Un principio morale che non deve provocare controversie è quello dell'universalità: dobbiamo applicare a noi gli stessi standard che applichiamo agli altri. E, sicuramente, con più zelo. In generale, se gli stati hanno il potere di agire con impunità, rifiutano i principi morali, dato che sono loro che stabiliscono le regole. Questo è un nostro diritto se ci consideriamo esenti dal principio di universalità. E lo facciamo costantemente. Tutti i giorni sorgono nuovi esempi. Soltanto il mese scorso, John Negroponte (nella foto Ap) è arrivato a Baghdad come ambasciatore degli Stati uniti in Iraq, per guidare la missione diplomatica più grande del mondo. La sua intenzione era consegnare la sovranità agli iracheni al fine di mettere in pratica la «missione messianica» di George W. Bush di istaurare la democrazia in Medio Oriente e nel mondo. Al meno è quello che ci è stato solennemente detto.

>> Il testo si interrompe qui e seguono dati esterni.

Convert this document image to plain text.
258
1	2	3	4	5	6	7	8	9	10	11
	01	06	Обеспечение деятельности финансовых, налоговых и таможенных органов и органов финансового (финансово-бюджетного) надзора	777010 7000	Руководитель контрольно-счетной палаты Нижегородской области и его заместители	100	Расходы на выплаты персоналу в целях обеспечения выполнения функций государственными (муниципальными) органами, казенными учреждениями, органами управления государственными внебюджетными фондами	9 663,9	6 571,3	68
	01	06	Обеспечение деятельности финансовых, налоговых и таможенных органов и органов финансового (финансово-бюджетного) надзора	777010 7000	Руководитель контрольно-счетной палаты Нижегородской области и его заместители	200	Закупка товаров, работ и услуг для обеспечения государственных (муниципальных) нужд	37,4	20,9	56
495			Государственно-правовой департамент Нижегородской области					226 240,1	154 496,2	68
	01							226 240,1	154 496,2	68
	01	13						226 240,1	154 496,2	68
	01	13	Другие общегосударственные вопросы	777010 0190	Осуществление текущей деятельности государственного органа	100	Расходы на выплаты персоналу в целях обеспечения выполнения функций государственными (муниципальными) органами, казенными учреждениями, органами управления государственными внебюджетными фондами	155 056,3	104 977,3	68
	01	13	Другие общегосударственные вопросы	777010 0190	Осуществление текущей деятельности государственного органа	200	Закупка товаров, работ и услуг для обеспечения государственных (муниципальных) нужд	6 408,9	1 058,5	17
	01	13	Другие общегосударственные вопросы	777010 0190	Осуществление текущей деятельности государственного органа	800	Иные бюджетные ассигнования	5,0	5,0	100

Nessuno però può trascurare un orribile precedente: Negroponte imparò il suo mestiere di ambasciatore degli Stati uniti nell'Honduras degli anni `80, durante la prima guerra contro il terrorismo che i sostenitori di Ronald Reagan dichiararono in Centramerica e in Medio Oriente.
In aprile, Carla Anne Robbins, del Wall Street Journal, ha scritto un articolo sulla nomina di Negroponte in Iraq, dal titolo «Un proconsole moderno». In Honduras, Negroponte era conosciuto come «el procónsul», titolo dato ai potenti governanti dell'epoca coloniale. Là era a capo della seconda ambasciata più grande dell'America latina, dov'era insediata anche la più grossa sede al mondo, in quell'epoca, della Cia. E non era perché l'Honduras fosse il centro del potere mondiale.
Robbins ha sottolineato che Negroponte era stato criticato da attivisti di organismi di difesa dei diritti umani per avere «coperto gli abusi dell'esercito honduregno», eufemismo per riferirsi al terrorismo di Stato su grande scala, al fine di «assicurare il flusso degli aiuti statunitensi» a quel paese vitale in quanto «base per la guerra occulta del presidente Reagan contro il governo sandinista del Nicaragua».

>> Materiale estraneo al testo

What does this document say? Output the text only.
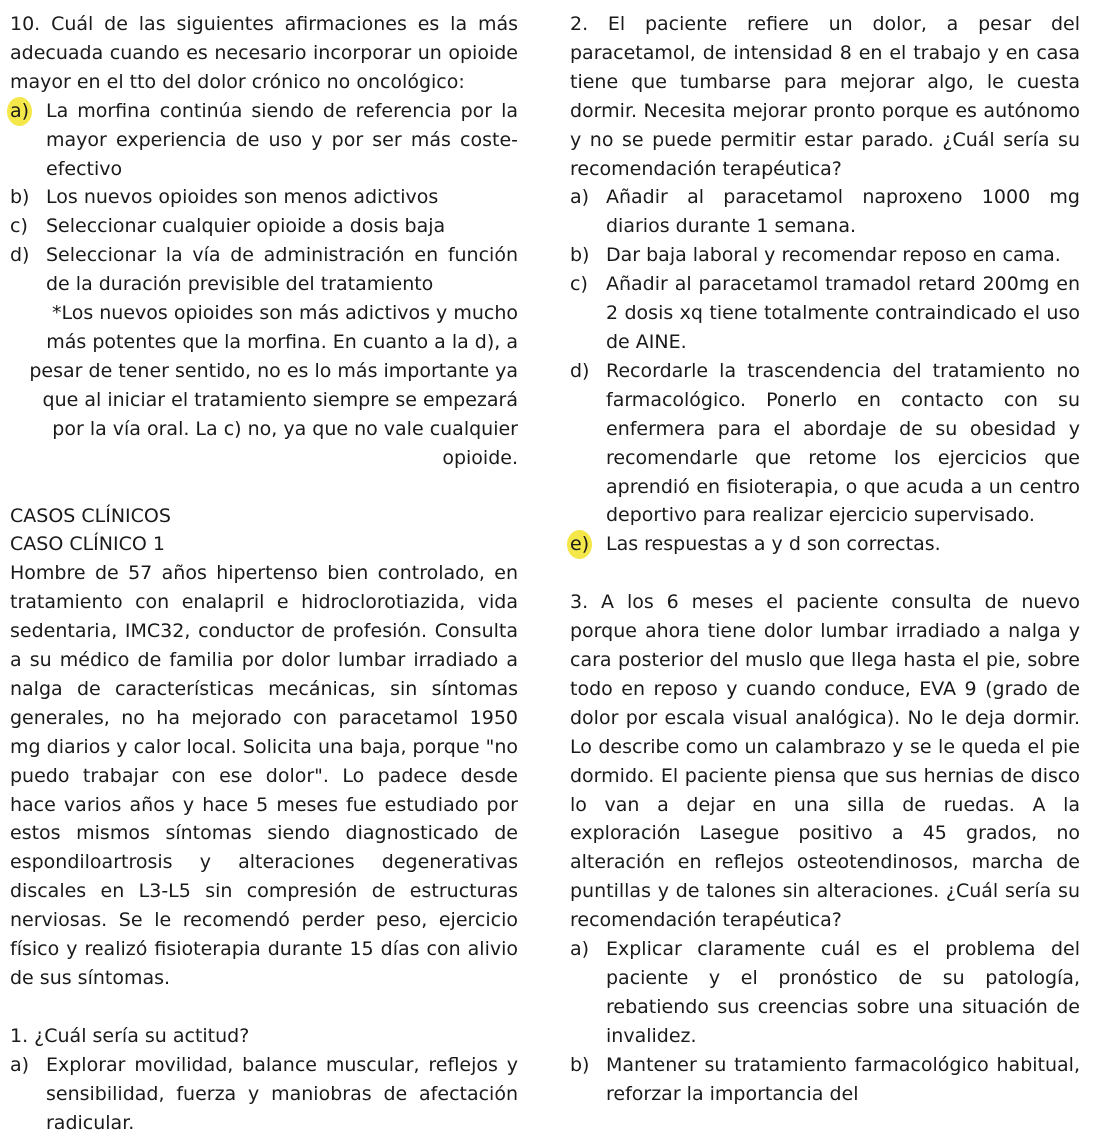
10. Cuál de las siguientes afirmaciones es la más adecuada cuando es necesario incorporar un opioide mayor en el tto del dolor crónico no oncológico:

a) La morfina continúa siendo de referencia por la mayor experiencia de uso y por ser más coste-efectivo
b) Los nuevos opioides son menos adictivos
c) Seleccionar cualquier opioide a dosis baja
d) Seleccionar la vía de administración en función de la duración previsible del tratamiento

*Los nuevos opioides son más adictivos y mucho más potentes que la morfina. En cuanto a la d), a pesar de tener sentido, no es lo más importante ya que al iniciar el tratamiento siempre se empezará por la vía oral. La c) no, ya que no vale cualquier opioide.

CASOS CLÍNICOS

CASO CLÍNICO 1

Hombre de 57 años hipertenso bien controlado, en tratamiento con enalapril e hidroclorotiazida, vida sedentaria, IMC32, conductor de profesión. Consulta a su médico de familia por dolor lumbar irradiado a nalga de características mecánicas, sin síntomas generales, no ha mejorado con paracetamol 1950 mg diarios y calor local. Solicita una baja, porque "no puedo trabajar con ese dolor". Lo padece desde hace varios años y hace 5 meses fue estudiado por estos mismos síntomas siendo diagnosticado de espondiloartrosis y alteraciones degenerativas discales en L3-L5 sin compresión de estructuras nerviosas. Se le recomendó perder peso, ejercicio físico y realizó fisioterapia durante 15 días con alivio de sus síntomas.

1. ¿Cuál sería su actitud?

a) Explorar movilidad, balance muscular, reflejos y sensibilidad, fuerza y maniobras de afectación radicular.

2. El paciente refiere un dolor, a pesar del paracetamol, de intensidad 8 en el trabajo y en casa tiene que tumbarse para mejorar algo, le cuesta dormir. Necesita mejorar pronto porque es autónomo y no se puede permitir estar parado. ¿Cuál sería su recomendación terapéutica?

a) Añadir al paracetamol naproxeno 1000 mg diarios durante 1 semana.
b) Dar baja laboral y recomendar reposo en cama.
c) Añadir al paracetamol tramadol retard 200mg en 2 dosis xq tiene totalmente contraindicado el uso de AINE.
d) Recordarle la trascendencia del tratamiento no farmacológico. Ponerlo en contacto con su enfermera para el abordaje de su obesidad y recomendarle que retome los ejercicios que aprendió en fisioterapia, o que acuda a un centro deportivo para realizar ejercicio supervisado.
e) Las respuestas a y d son correctas.

3. A los 6 meses el paciente consulta de nuevo porque ahora tiene dolor lumbar irradiado a nalga y cara posterior del muslo que llega hasta el pie, sobre todo en reposo y cuando conduce, EVA 9 (grado de dolor por escala visual analógica). No le deja dormir. Lo describe como un calambrazo y se le queda el pie dormido. El paciente piensa que sus hernias de disco lo van a dejar en una silla de ruedas. A la exploración Lasegue positivo a 45 grados, no alteración en reflejos osteotendinosos, marcha de puntillas y de talones sin alteraciones. ¿Cuál sería su recomendación terapéutica?

a) Explicar claramente cuál es el problema del paciente y el pronóstico de su patología, rebatiendo sus creencias sobre una situación de invalidez.
b) Mantener su tratamiento farmacológico habitual, reforzar la importancia del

La guerra occulta fu scatenata dopo che la rivoluzione sandinista prese il controllo del Nicaragua. Il timore di Washington era che nel paese centramericano potesse nascere una seconda Cuba. In Honduras, il compito del proconsole Negroponte era di curarsi delle basi in cui un'esercito di mercenari terroristi, i contras, veniva addestrato, armato e inviato a sconfiggere i sandinisti. Nel 1984, il Nicaragua rispose in modo corretto, come uno Stato rispettoso della legge: portò il caso contro gli Stati uniti alla Corte internazionale di giustizia dell'Aja.
La corte ordinò agli Stati uniti di smettere con «l'uso illegale della forza», oppure, per dirla in parole chiare, con il terrorismo internazionale contro il Nicaragua , e di pagargli sostanziosi risarcimenti. Ma Washington ignorò la Corte e poi pose il veto a due risoluzioni del Consiglio di sicurezza delle Nazioni unite nelle quali si appoggiava la decisione e si esigeva che tutti gli stati rispettassero la legge internazionale.

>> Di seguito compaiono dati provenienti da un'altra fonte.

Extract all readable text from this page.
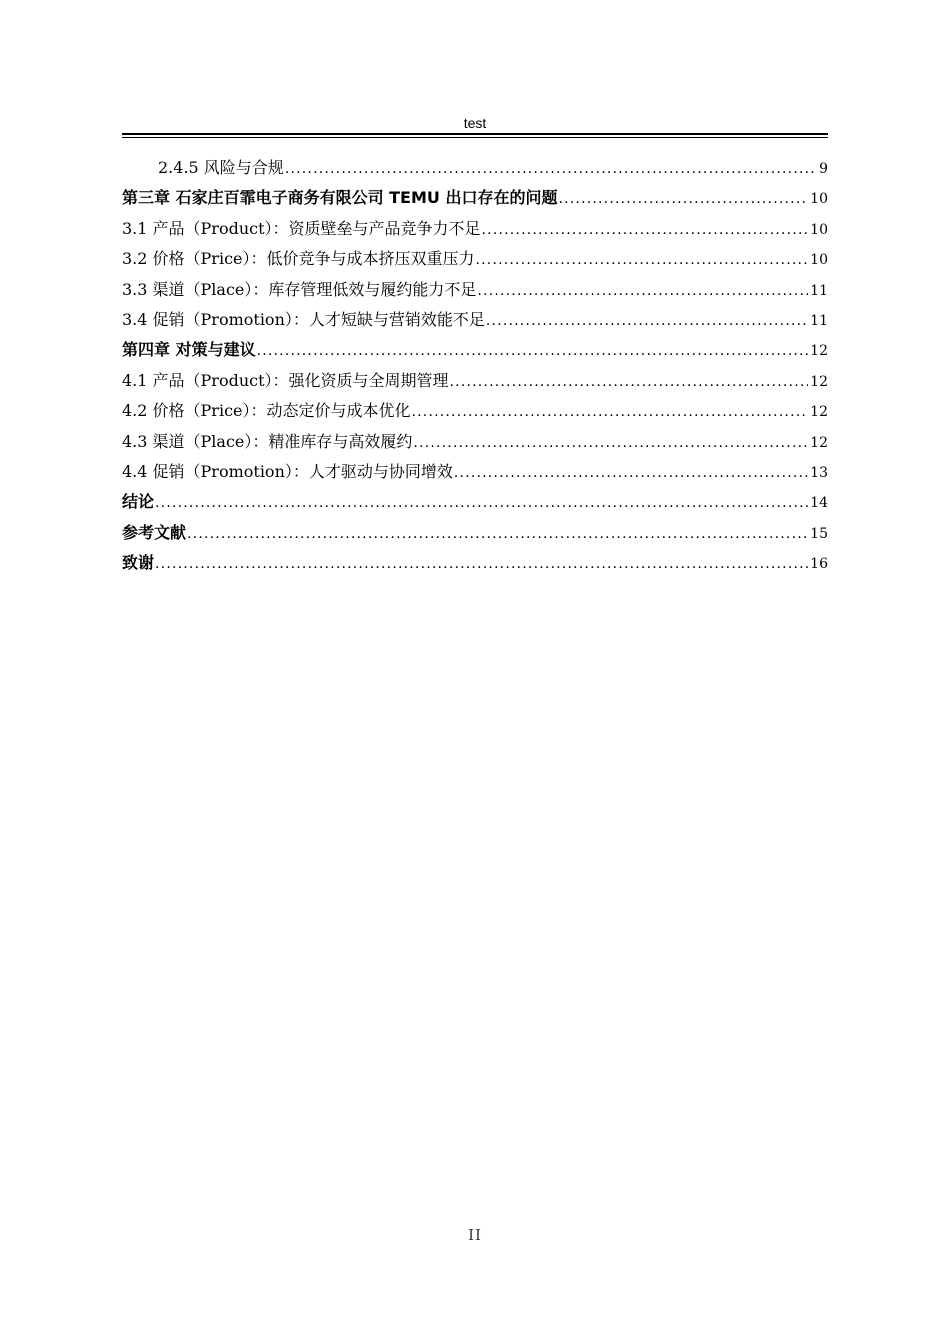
test
2.4.5 风险与合规 .....	9
第三章 石家庄百霏电子商务有限公司 TEMU 出口存在的问题 .....	10
3.1 产品（Product）：资质壁垒与产品竞争力不足 .....	10
3.2 价格（Price）：低价竞争与成本挤压双重压力 .....	10
3.3 渠道（Place）：库存管理低效与履约能力不足 .....	11
3.4 促销（Promotion）：人才短缺与营销效能不足 .....	11
第四章 对策与建议 .....	12
4.1 产品（Product）：强化资质与全周期管理 .....	12
4.2 价格（Price）：动态定价与成本优化 .....	12
4.3 渠道（Place）：精准库存与高效履约 .....	12
4.4 促销（Promotion）：人才驱动与协同增效 .....	13
结论 .....	14
参考文献 .....	15
致谢 .....	16
II
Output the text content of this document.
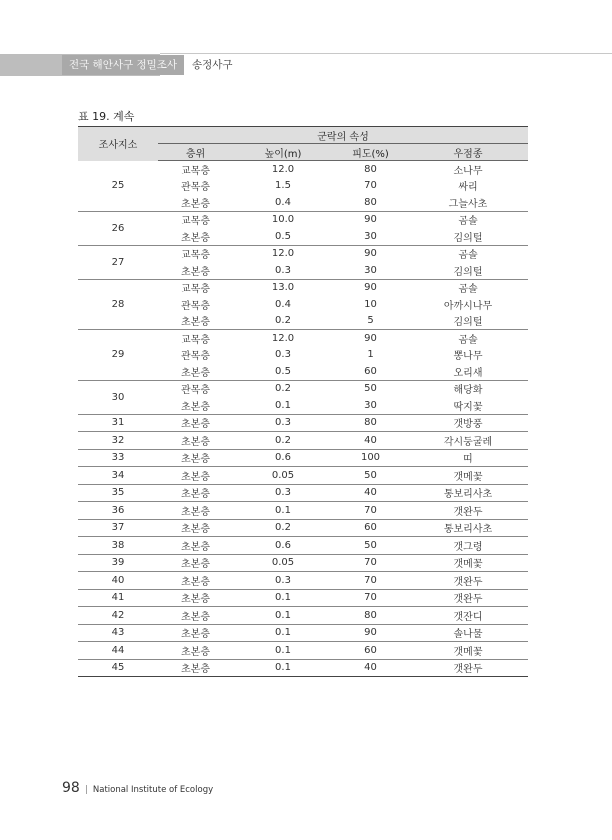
전국 해안사구 정밀조사	송정사구
표 19. 계속
조사지소	군락의 속성			
	층위	높이(m)	피도(%)	우점종
25	교목층	12.0	80	소나무
	관목층	1.5	70	싸리
	초본층	0.4	80	그늘사초
26	교목층	10.0	90	곰솔
	초본층	0.5	30	김의털
27	교목층	12.0	90	곰솔
	초본층	0.3	30	김의털
28	교목층	13.0	90	곰솔
	관목층	0.4	10	아까시나무
	초본층	0.2	5	김의털
29	교목층	12.0	90	곰솔
	관목층	0.3	1	뽕나무
	초본층	0.5	60	오리새
30	관목층	0.2	50	해당화
	초본층	0.1	30	딱지꽃
31	초본층	0.3	80	갯방풍
32	초본층	0.2	40	각시둥굴레
33	초본층	0.6	100	띠
34	초본층	0.05	50	갯메꽃
35	초본층	0.3	40	통보리사초
36	초본층	0.1	70	갯완두
37	초본층	0.2	60	통보리사초
38	초본층	0.6	50	갯그령
39	초본층	0.05	70	갯메꽃
40	초본층	0.3	70	갯완두
41	초본층	0.1	70	갯완두
42	초본층	0.1	80	갯잔디
43	초본층	0.1	90	솔나물
44	초본층	0.1	60	갯메꽃
45	초본층	0.1	40	갯완두
98 | National Institute of Ecology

Il consulente legale del Dipartimento di Stato, Abraham Sofaer, spiegò la logica della Casa bianca. Dal momento che la maggior parte del mondo «non condivide il nostro punto di vista», dobbiamo «riservarci il potere di decidere» come agiremo e quali problemi «spettino essenzialmente alla giurisdizione degli Stati uniti, così come decidano gli stessi Stati uniti». In questo caso, le operazioni in Nicaragua condannate dalla Corte.
Il disprezzo di Washington per il verdetto della Corte e la sua arroganza verso la comunità internazionale sono forse rilevanti in relazione all'attuale situazione in Iraq.
La campagna nel Nicaragua lasciò una democrazia succube a un prezzo incalcolabile. Le morti dei civili sono state calcolate in decine di migliaia. Secondo Thomas Carothers, importante storico specializzato nei processi di democratizzazione in America latina, il numero dei morti «è in proporzione molto più alto del numero di statunitensi morti durante la guerra civile negli Stati uniti e in tutte le guerre del XX° secolo messe assieme».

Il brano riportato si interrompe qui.